What’s more, Dr. Thomas Hester, who headed the state Department of Human Resources division that oversees methadone clinics, has moved to Hawaii. His replacement, Dr. Tom Mueller, has no experience in regulating methadone clinics, according to division spokeswoman Xenia Wiggins.

Responsibility for monitoring the state’s 19 methadone clinics has fallen to Mary Lou Rahn, a DHR director of unification and certification whose job already requires her to review 300 other health clinics in Georgia.

“I’m trying to get this into gear,” she says.

So far this year, state inspectors have visited three of 10 metro Atlanta clinics. While that may not seem like many, the state is on pace to double the number of inspections conducted in 1997, 1999 and 2000. The problem is, the same violations keep cropping up over and over again. Inspections are illuminating, but not remedying, the woes.

Qualified staffers are quitting many clinics, and new hires tend not to be well trained in treating heroin and pain pill addicts, according to state inspection reports. Some patients have been admitted into clinics and dosed with methadone, a long-lasting opiate, without first proving a drug addiction. Meanwhile, four clinics have gone three or more years without a visit from inspectors, while one clinic was visited five times in two years.

Rahn says she’s trying to improve inspections by requiring that the state’s two methadone inspectors use a new form that illuminates which rule is broken and how often.

In addition, state regulations could pack more punch by year’s end, according to Wiggins, the DHR spokeswoman. That’s because a new set of federal standards will require an accreditation process for methadone clinics akin to that of hospitals.

“That gives us a definite opportunity to strengthen our regulations and put some of the teeth into them that you’ve noted are missing,” Wiggins says.

Currently, Rahn and her staff have some leverage — including the power to revoke a clinic’s license after repeated serious violations.

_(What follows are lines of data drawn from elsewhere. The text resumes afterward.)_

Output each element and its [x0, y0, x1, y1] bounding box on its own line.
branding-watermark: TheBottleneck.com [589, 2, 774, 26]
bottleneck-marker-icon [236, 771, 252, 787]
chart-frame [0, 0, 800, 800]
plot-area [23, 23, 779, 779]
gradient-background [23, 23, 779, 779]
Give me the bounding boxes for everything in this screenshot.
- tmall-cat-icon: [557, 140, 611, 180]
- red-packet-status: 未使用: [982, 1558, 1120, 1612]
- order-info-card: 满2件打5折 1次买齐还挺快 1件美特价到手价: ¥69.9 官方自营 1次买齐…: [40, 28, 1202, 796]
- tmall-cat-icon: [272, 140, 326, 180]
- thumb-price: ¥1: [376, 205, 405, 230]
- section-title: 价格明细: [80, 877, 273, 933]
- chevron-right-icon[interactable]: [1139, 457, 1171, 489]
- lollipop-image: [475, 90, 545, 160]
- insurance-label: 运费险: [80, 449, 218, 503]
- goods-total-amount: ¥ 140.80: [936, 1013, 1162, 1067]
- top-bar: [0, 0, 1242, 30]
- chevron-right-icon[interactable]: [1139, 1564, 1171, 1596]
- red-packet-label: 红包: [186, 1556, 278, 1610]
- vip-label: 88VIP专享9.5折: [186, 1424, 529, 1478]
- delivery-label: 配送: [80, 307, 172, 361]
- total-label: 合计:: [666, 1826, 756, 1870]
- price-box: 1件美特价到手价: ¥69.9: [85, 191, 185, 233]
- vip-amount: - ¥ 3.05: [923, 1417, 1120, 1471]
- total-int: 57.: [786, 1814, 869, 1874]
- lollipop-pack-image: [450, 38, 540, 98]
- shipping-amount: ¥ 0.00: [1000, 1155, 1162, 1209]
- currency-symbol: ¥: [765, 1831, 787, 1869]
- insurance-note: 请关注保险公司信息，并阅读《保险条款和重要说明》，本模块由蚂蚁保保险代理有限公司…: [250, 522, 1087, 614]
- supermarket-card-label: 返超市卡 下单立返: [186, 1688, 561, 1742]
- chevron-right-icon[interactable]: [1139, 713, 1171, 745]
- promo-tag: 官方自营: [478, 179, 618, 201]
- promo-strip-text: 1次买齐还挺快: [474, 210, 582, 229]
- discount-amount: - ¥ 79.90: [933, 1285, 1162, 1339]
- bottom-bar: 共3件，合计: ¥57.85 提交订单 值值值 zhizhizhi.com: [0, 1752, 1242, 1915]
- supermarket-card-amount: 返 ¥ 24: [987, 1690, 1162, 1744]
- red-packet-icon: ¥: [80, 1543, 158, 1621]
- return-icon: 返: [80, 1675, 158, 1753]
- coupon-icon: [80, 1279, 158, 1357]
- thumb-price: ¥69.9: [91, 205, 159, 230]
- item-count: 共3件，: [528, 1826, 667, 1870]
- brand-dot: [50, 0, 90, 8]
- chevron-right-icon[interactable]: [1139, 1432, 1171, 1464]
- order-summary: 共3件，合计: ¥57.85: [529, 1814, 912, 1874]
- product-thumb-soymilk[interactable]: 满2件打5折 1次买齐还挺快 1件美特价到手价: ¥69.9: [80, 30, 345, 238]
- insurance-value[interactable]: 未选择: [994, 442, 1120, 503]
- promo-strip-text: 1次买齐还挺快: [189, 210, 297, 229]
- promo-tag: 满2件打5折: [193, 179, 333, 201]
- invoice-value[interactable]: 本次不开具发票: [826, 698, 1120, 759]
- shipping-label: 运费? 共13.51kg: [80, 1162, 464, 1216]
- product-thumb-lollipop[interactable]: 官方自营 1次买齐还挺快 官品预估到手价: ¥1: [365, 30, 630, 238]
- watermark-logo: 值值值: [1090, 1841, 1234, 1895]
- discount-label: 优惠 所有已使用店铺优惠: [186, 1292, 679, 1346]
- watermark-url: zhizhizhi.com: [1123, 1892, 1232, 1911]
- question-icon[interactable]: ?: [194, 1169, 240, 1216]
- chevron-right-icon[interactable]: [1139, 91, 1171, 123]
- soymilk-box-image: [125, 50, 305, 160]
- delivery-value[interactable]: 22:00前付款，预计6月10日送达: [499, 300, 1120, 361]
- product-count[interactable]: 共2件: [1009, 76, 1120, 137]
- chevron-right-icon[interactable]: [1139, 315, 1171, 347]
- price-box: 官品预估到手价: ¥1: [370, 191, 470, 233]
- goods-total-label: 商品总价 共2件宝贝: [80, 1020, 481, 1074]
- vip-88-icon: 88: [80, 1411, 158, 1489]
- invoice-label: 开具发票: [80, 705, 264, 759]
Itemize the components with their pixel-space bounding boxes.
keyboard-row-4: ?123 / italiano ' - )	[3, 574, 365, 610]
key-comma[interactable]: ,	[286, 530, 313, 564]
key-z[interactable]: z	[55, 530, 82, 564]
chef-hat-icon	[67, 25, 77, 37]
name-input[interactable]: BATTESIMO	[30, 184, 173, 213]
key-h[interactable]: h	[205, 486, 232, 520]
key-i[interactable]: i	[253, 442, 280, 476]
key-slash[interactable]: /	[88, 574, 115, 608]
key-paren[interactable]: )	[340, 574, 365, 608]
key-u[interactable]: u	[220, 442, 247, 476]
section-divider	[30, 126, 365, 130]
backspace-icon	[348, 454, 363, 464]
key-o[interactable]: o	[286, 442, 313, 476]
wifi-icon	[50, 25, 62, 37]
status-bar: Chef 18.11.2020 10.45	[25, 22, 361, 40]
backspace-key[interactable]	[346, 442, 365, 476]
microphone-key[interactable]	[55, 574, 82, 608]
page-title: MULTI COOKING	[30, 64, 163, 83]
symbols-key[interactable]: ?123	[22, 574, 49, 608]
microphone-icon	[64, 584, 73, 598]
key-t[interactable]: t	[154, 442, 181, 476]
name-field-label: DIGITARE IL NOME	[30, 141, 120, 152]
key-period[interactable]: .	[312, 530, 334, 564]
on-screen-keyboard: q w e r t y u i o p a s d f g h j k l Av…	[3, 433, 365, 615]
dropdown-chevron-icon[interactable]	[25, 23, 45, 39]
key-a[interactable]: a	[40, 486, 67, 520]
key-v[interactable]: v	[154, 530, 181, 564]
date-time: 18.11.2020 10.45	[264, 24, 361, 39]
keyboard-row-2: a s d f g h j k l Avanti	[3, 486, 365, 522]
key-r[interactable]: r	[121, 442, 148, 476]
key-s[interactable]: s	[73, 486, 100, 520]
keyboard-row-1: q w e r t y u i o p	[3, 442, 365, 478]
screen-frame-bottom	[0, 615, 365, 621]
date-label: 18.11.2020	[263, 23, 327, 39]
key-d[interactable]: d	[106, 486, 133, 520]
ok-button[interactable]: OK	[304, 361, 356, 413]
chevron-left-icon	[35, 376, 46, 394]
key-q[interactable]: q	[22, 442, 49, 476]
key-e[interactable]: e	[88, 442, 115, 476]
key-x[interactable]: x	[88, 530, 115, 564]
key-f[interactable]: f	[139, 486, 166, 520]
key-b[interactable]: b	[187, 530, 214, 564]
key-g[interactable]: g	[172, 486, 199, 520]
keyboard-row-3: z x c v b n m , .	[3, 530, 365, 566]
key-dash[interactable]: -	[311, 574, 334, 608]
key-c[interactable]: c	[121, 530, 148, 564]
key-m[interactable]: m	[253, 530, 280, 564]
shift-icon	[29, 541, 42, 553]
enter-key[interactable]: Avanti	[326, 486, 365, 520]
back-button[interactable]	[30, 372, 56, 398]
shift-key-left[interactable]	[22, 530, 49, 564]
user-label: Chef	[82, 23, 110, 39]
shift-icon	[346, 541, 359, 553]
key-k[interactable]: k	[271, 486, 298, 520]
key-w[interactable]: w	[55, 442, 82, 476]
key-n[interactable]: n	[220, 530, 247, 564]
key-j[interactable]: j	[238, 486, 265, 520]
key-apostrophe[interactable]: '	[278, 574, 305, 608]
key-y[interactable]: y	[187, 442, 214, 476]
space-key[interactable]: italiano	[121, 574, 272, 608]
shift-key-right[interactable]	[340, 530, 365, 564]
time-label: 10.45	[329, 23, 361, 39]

But no Georgia clinic has ever lost its license as a methadone provider — even though similar infractions have shut down clinics in other states.

The DHR may be falling short of the law, which requires that the agency provide “continuing evaluation of the effectiveness of programs” and states that clinics must be manned by “trained or experienced staff who are competent in the duties they are to perform.”

Despite erratic inspections, repeated reports of inexperienced staff, and five methadone-related deaths in Fulton County last year, no clinic has been convicted of breaking the law.

In April, inspectors visited Atlanta Metro Treatment in Norcross, and found that neither the program director at the time, Jerry Walters, nor his staff, were versed in the rules and regulations for operating a clinic. Inspectors also determined there was no supervision for the nurses, a violation cited numerous times before. All but one of the five counselors had a caseload above the 40-patient limit set by the state, and all but one of the counselors had been hired within the past year. Training records could not be found for any of the new counselors.

The April infractions at Atlanta Metro mirror ones found there in February 1999, when an inspector wrote: “There is much work to be done to bring this program into compliance.” Similar infractions were noted in December 1999 and June 2000.

Walters, who at the time of the April inspection had been director for less than six months, has since left Atlanta Metro. One of the counselors, Dana Wallace, has taken over for him. She did not return phone calls.

Some patients complain that shoddy regulating and inadequate training has hurt the people clinic staffers are supposed to serve.

“When new counselors come, you can tell they care about you and they really try to make a difference,” says one patient. “But then after a couple of months, they get defeated and they quit. They’re so overworked, there’s no way they can keep up.”

Another Atlanta Metro patient, who has filed a complaint with the state, says that patients who openly question what’s going on face repercussions.

A patient’s biggest fear, she says, is for a clinic to withhold methadone, which is highly addictive. Without it, a patient enters a painful withdrawal.

“There’s nothing we can do,” the patient says. “If they make the mistakes, we pay for them.”??